Permute is a native Mac media converter made by Charlie Monroe Software that transforms audio, video, and image files between formats through a drag-and-drop interface — no command-line knowledge required.
What is Permute?
Permute is a paid, native macOS application that converts media files — audio, video, and images — without routing you through a terminal or a tangled web of export dialogs. You drop files onto its window, pick a target format, and walk away. That deceptively simple pitch conceals a genuinely capable engine underneath: it handles obscure codecs, batch jobs, and even audio extraction from video with the same unfussy calm it applies to a single MP3.
Unlike the patchwork of FFmpeg front-ends that litter the Mac App Store, Permute feels like it was designed for people who have actual work to do — designers delivering audio assets, podcasters archiving interviews, musicians bouncing stems for a client who still insists on WMA. I've been using it as my daily conversion tool and the experience is remarkably friction-free.
What does Permute do best?
Permute's strongest suit is batch conversion with zero babysitting. Drop a folder of raw recordings onto the queue, choose FLAC or AAC or whatever the brief demands, and Permute churns through every file while you switch windows. It preserves metadata where the target format supports it, and it correctly handles multi-track video by letting you strip, keep, or remap audio streams — something simpler tools silently botch.
Audio extraction from video is the hidden killer feature. Need a clean WAV from a screen recording? Drag it in, point Permute at WAV, done in seconds. It also supports image conversion (HEIC to JPG being the obvious daily use case now that iPhones default to HEIC), which keeps the number of single-purpose utilities cluttering your Applications folder admirably low.
- Drag-and-drop batch conversion for audio, video, and images
- Audio-only extraction from any video format
- HEIC, WebP, and modern image format support
- Configurable output quality and sample rate per preset
- Retains ID3/metadata tags where applicable
- Apple Silicon native — conversions are fast on M-series Macs
How much does Permute cost?
Permute is a paid app, sold directly through Charlie Monroe Software's website and through the Mac App Store. There is no subscription — you pay once and own it. A free trial is available from the developer's site, which is the smarter way to evaluate it before committing, since the trial gives you a genuine sense of throughput on your own files rather than a cherry-picked demo video.

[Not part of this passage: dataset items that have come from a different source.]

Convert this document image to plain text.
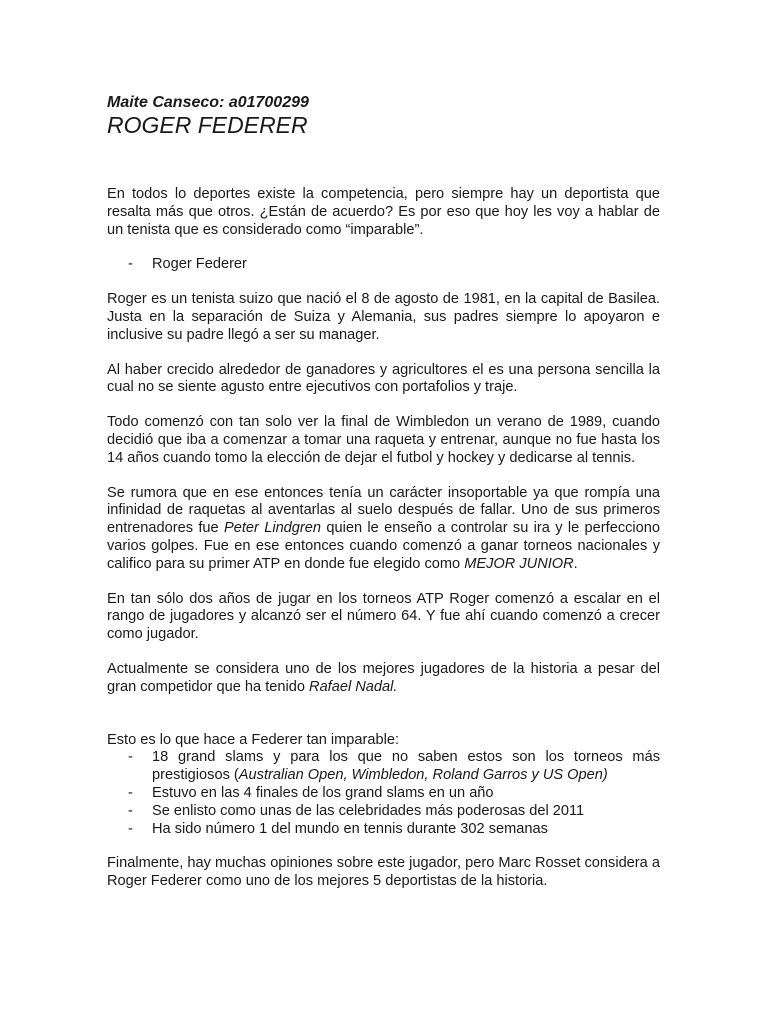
Maite Canseco: a01700299

ROGER FEDERER

En todos lo deportes existe la competencia, pero siempre hay un deportista que resalta más que otros. ¿Están de acuerdo? Es por eso que hoy les voy a hablar de un tenista que es considerado como “imparable”.

- Roger Federer

Roger es un tenista suizo que nació el 8 de agosto de 1981, en la capital de Basilea. Justa en la separación de Suiza y Alemania, sus padres siempre lo apoyaron e inclusive su padre llegó a ser su manager.

Al haber crecido alrededor de ganadores y agricultores el es una persona sencilla la cual no se siente agusto entre ejecutivos con portafolios y traje.

Todo comenzó con tan solo ver la final de Wimbledon un verano de 1989, cuando decidió que iba a comenzar a tomar una raqueta y entrenar, aunque no fue hasta los 14 años cuando tomo la elección de dejar el futbol y hockey y dedicarse al tennis.

Se rumora que en ese entonces tenía un carácter insoportable ya que rompía una infinidad de raquetas al aventarlas al suelo después de fallar. Uno de sus primeros entrenadores fue Peter Lindgren quien le enseño a controlar su ira y le perfecciono varios golpes. Fue en ese entonces cuando comenzó a ganar torneos nacionales y califico para su primer ATP en donde fue elegido como MEJOR JUNIOR.

En tan sólo dos años de jugar en los torneos ATP Roger comenzó a escalar en el rango de jugadores y alcanzó ser el número 64. Y fue ahí cuando comenzó a crecer como jugador.

Actualmente se considera uno de los mejores jugadores de la historia a pesar del gran competidor que ha tenido Rafael Nadal.

Esto es lo que hace a Federer tan imparable:

- 18 grand slams y para los que no saben estos son los torneos más prestigiosos (Australian Open, Wimbledon, Roland Garros y US Open)
- Estuvo en las 4 finales de los grand slams en un año
- Se enlisto como unas de las celebridades más poderosas del 2011
- Ha sido número 1 del mundo en tennis durante 302 semanas

Finalmente, hay muchas opiniones sobre este jugador, pero Marc Rosset considera a Roger Federer como uno de los mejores 5 deportistas de la historia.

For professionals who convert media regularly, the price is negligible against the time saved in even a single busy week. Casual users who convert a file every few months might find the investment harder to justify, though the peace of mind of having a reliable tool on standby has its own value.
Who should use Permute?
Permute earns its keep for anyone who touches media files professionally: podcasters, video editors, musicians, designers, and developers who maintain asset pipelines. If you regularly receive files in formats your DAW or NLE won't touch natively, Permute eliminates the friction before it becomes a deadline problem.
It is equally at home for technically confident non-professionals — the photographer who needs to batch-convert a shoot from HEIC to full-quality JPEG, or the home archivist migrating a DVD rip collection to a modern format. What it is not is a heavy-duty professional transcoding suite with per-frame controls; for that kind of precision work, tools like HandBrake or FFMPEG directly give you more rope.
What are the best Permute alternatives?
The honest comparison set includes HandBrake (free, video-focused, far more encoding knobs), WWDC-era QuickTime (free, baked into macOS, extremely limited format coverage), and Permute's closest paid rival, Adapter (free but ad-supported and less actively maintained). For audio-only workflows, Fission from Rogue Amoeba is a stronger choice if you need non-destructive editing alongside conversion. FFmpeg in a terminal remains the power-user benchmark — everything Permute can do, FFmpeg can do faster with a crafted command, but Permute wins the entire category on time-to-result for non-terminal users.
If you want a no-compromise GUI that respects your time and runs natively on Apple Silicon, Permute is the most polished option in its bracket.